Сущность этих вод открывает Данте прекрасная женщина, подобная Венере, уязвленной стрелой Амура. Любовь способна изгладить вину, подарив ее забвение, и даровать память о добрых, светлых поступках. Сюжетные ситуации в романе подбираются под эту идею. Такая конструкция производит впечатление некоторой неорганичности, «сделанности». Однако это не столько недостаток, сколько проявление осознанной стратегии автора. Ощутимость, некоторая заданность, характерные и для других романов Евгения Водолзакина, с одной стороны, можно объяснить его первой профессией: известный филолог-медиевист, он знает, как «делается литература». С другой же стороны, это свойство — отпечаток ситуации постмодерна, когда изящная словесность презентует себя именно как сделанную, сконструированную[8]. Можно по-разному относиться к творчеству автора романа, но своих читателей он нашел и даже стал для многих из них писателем, как принято изъясняться, культовым, фигурой знаковой. Уверен, и «Чагин» найдет своих ценителей и поклонников.
Завершу строками гекзаметра в подражание мнемонисту Исидору Чагину и его создателю Евгению Водолазкину:
Кончен мой текст о романе, о времени и о забвенье.
Книгу, читатель, открой и оцени ее сам.
[1] Водолазкин Е. Вопросы на ответы. — Евгений Водолазкин. Коллективная монография под ред. А. Скотницкой и Я. Свежего.

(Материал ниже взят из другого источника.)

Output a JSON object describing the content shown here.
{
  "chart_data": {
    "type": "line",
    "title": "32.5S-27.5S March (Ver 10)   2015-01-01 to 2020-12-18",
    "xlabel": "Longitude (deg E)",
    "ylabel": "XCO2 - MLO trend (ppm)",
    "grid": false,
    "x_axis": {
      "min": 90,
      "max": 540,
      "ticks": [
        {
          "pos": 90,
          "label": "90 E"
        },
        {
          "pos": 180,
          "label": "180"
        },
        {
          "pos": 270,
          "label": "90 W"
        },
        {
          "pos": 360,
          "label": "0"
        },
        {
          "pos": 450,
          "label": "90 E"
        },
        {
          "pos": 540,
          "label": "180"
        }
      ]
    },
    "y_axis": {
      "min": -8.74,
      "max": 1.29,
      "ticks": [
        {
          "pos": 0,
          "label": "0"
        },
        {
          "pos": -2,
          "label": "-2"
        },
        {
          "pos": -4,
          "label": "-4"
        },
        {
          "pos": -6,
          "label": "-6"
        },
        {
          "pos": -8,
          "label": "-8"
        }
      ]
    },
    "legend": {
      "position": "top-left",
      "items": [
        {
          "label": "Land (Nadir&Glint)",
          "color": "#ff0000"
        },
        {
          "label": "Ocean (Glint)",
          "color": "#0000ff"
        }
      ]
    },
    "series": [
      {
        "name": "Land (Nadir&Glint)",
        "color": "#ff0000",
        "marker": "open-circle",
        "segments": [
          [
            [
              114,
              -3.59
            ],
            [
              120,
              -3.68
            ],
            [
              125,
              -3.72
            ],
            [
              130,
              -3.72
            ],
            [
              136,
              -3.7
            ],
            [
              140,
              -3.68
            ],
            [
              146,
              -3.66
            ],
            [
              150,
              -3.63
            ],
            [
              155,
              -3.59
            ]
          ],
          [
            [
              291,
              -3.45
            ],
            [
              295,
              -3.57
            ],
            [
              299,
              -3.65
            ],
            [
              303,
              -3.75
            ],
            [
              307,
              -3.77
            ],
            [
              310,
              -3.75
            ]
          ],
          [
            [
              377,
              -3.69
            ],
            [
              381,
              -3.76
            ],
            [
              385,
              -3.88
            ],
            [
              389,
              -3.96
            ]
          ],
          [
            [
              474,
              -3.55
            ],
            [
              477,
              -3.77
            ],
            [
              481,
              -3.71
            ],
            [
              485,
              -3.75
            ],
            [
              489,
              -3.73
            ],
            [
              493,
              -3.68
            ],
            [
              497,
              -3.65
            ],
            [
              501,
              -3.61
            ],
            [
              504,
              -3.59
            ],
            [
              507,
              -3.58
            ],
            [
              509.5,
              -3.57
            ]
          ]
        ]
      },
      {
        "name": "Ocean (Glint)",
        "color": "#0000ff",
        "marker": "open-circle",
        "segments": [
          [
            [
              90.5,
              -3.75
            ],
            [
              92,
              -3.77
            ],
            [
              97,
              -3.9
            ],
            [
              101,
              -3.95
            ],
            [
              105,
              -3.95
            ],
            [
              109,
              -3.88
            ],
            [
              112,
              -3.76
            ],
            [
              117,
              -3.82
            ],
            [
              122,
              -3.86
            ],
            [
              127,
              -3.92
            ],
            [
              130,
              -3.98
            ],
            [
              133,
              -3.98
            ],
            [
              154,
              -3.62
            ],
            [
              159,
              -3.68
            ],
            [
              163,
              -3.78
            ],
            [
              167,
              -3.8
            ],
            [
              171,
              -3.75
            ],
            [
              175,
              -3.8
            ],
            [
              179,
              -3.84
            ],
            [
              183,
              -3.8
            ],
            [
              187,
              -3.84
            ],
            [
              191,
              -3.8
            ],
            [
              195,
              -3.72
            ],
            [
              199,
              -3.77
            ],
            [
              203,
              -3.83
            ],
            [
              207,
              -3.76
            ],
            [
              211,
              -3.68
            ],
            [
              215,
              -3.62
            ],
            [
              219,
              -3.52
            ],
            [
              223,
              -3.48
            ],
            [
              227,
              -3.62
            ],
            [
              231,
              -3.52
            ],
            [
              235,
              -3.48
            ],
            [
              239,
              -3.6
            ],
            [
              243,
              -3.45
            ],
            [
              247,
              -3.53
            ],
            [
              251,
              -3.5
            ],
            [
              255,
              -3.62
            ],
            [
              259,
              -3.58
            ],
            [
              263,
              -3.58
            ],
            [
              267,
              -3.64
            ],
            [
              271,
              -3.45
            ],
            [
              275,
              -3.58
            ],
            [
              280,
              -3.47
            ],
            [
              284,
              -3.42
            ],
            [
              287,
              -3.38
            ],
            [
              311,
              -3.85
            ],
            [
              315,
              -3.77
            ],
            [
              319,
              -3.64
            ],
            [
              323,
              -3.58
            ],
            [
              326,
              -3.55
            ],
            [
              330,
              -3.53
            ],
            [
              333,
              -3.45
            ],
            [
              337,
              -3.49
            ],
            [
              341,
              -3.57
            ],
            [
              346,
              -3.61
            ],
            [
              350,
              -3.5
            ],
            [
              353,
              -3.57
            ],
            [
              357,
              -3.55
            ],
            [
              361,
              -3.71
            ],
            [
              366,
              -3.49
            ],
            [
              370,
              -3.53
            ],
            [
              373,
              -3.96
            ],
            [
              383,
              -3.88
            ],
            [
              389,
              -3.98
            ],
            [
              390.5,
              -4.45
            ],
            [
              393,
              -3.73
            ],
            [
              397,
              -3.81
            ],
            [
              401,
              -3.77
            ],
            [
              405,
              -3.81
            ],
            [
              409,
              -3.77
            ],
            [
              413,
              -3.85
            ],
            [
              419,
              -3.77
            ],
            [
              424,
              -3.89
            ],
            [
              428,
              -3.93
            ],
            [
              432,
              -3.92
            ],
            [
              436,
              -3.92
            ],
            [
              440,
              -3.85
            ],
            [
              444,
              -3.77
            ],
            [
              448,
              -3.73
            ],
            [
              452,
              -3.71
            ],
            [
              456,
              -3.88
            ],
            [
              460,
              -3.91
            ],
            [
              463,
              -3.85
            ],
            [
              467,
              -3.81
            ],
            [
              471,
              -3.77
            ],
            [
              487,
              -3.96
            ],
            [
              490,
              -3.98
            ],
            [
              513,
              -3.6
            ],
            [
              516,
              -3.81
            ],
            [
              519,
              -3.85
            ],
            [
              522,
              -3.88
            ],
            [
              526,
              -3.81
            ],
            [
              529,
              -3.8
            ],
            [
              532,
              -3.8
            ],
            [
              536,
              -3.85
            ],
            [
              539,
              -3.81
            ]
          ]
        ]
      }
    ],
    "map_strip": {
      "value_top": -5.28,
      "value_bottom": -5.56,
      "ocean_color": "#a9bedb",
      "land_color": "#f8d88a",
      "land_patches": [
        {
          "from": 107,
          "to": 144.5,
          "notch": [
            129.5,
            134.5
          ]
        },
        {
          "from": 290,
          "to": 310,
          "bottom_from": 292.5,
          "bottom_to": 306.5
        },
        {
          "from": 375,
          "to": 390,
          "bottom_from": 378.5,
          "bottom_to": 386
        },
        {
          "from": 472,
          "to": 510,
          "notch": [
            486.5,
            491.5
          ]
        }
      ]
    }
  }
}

Kraków, «Wydawnictwo Uniwersytetu Jagiellońskiego», 2019, стр. 577. (Знаковые имена современной русской литературы. Т. II).
[2] Тюпа В. Интрига идентичности в романе Евгения Водолазкина «Авиатор». — Евгений Водолазкин. Коллективная монография, стр. 346 — 347.
[3] Водолазкин Е. Лавр. М., «АСТ», 2017, стр. 401.
[4] Яворски М. Борьба за сохранение памяти: о письме и речи в Лавре Евгения Водолазкина. — Евгений Водолазкин. Коллективная монография, стр. 221.
[5] Кучина Т. Г., Ахапкина Д. Н. «Конвертировать бытие в слово»: Homo scribens в прозе Евгения Водолазкина. — Вестник Костромского государственного университета, 2016, т. 22, № 6, стр. 108.
[6] См. об этом мотиве в более ранних романах Водолазкина: Говорухина Ю. Мотив проще(а)ния в прозе Евгения Водолазкина. — Евгений Водолазкин. Коллективная монография, стр. 67 — 82.
[7] Перевод Михаила Лозинского.
[8] Поэтика Водолазкина, как показал на примере романа «Лавр» Марк Липовецкий, скорее модернистская, чем постмодернистская. См.: Липовецкий М. Анахронизмы в Лавре Евгения Водолазкина, или Насколько серьезна «новая серьезность». — Евгений Водолазкин. Коллективная монография, стр. 49 — 66. Однако постмодернистский след в его произведениях тоже виден.